In Kabul, several family members of the arrested Afghan women continued a vigil Wednesday outside the detention center, pleading with the Taliban authorities for permission to see their relatives inside.


But so far the Taliban have refused.


"They are not allowing me to see my mother," said Abdul Ghaffar, 28, who wept. Ghaffar's mother, who is a cook, is the only wage earner in a family of seven.


Mackmakin's organization, Physiotherapy and Rehabilitation Support For Afghanistan, based in Bisbee, Arizona, provides home-based crafts and cooking work for Afghan women, particularly widows.
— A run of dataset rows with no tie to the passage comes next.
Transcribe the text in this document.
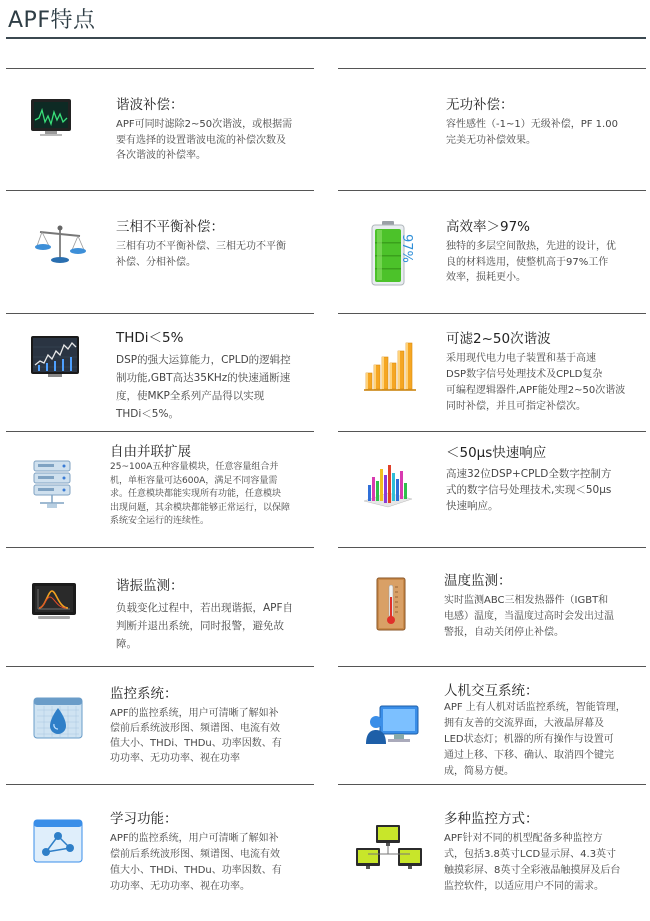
APF特点
谐波补偿：
APF可同时滤除2~50次谐波，或根据需
要有选择的设置谐波电流的补偿次数及
各次谐波的补偿率。
无功补偿：
容性感性（-1~1）无级补偿，PF 1.00
完美无功补偿效果。
三相不平衡补偿：
三相有功不平衡补偿、三相无功不平衡
补偿、分相补偿。	97%
高效率＞97%
独特的多层空间散热，先进的设计，优
良的材料选用，使整机高于97%工作
效率，损耗更小。
THDi＜5%
DSP的强大运算能力，CPLD的逻辑控
制功能,GBT高达35KHz的快速通断速
度，使MKP全系列产品得以实现
THDi＜5%。
可滤2~50次谐波
采用现代电力电子装置和基于高速
DSP数字信号处理技术及CPLD复杂
可编程逻辑器件,APF能处理2~50次谐波
同时补偿，并且可指定补偿次。
自由并联扩展
25~100A五种容量模块，任意容量组合并
机，单柜容量可达600A，满足不同容量需
求。任意模块都能实现所有功能，任意模块
出现问题，其余模块都能够正常运行，以保障
系统安全运行的连续性。
＜50μs快速响应
高速32位DSP+CPLD全数字控制方
式的数字信号处理技术,实现＜50μs
快速响应。
谐振监测：
负载变化过程中，若出现谐振，APF自
判断并退出系统，同时报警，避免故
障。
温度监测：
实时监测ABC三相发热器件（IGBT和
电感）温度，当温度过高时会发出过温
警报，自动关闭停止补偿。
监控系统：
APF的监控系统，用户可清晰了解如补
偿前后系统波形图、频谱图、电流有效
值大小、THDi、THDu、功率因数、有
功功率、无功功率、视在功率
人机交互系统：
APF 上有人机对话监控系统，智能管理，
拥有友善的交流界面，大液晶屏幕及
LED状态灯；机器的所有操作与设置可
通过上移、下移、确认、取消四个键完
成，简易方便。
学习功能：
APF的监控系统，用户可清晰了解如补
偿前后系统波形图、频谱图、电流有效
值大小、THDi、THDu、功率因数、有
功功率、无功功率、视在功率。
多种监控方式：
APF针对不同的机型配备多种监控方
式，包括3.8英寸LCD显示屏、4.3英寸
触摸彩屏、8英寸全彩液晶触摸屏及后台
监控软件，以适应用户不同的需求。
There are an estimated 28,000 widows in the Afghan capital. Devastated by relentless fighting between rival Islamic factions, most of the 750,000 people living in Kabul survive on international assistance.


The Taliban, who have imposed their harsh brand of Islamic rule in the 90 percent of Afghanistan under its control, have opposed women working since 1996 when they took control of Kabul.


But concessions have been made in some areas, such as health care and emergency social services.


Women wearing the all-encompassing burqa had quietly gone to work for several international organizations. However, last week's crackdown, apparently instigated by Turabi, appears to have revoked concessions made by the Taliban since 1996.


A rigidly orthodox minister who lost one leg and an eye fighting in the 1980s war against invading Soviet soldiers, Turabi is considered among the most rigid of the Taliban leaders.


He swept into Kabul in 1996 and launched the campaign to beat women who did not wear a burqa or who ventured from their home without a male relative.


It was also Turabi who ordered residents to paint their first floor windows black to ensure passers by do not catch a glimpse of women inside.


His squad of vice and virtue police roam the streets of Kabul searching for offenders. They haul taxi drivers from their cars for carrying only female passengers, and publicly beat women who defy the strict dress code.


The Taliban have imposed a harsh brand of Islamic law in the areas they control. Many of their edicts are directed against women, whom they say should neither work nor go to school.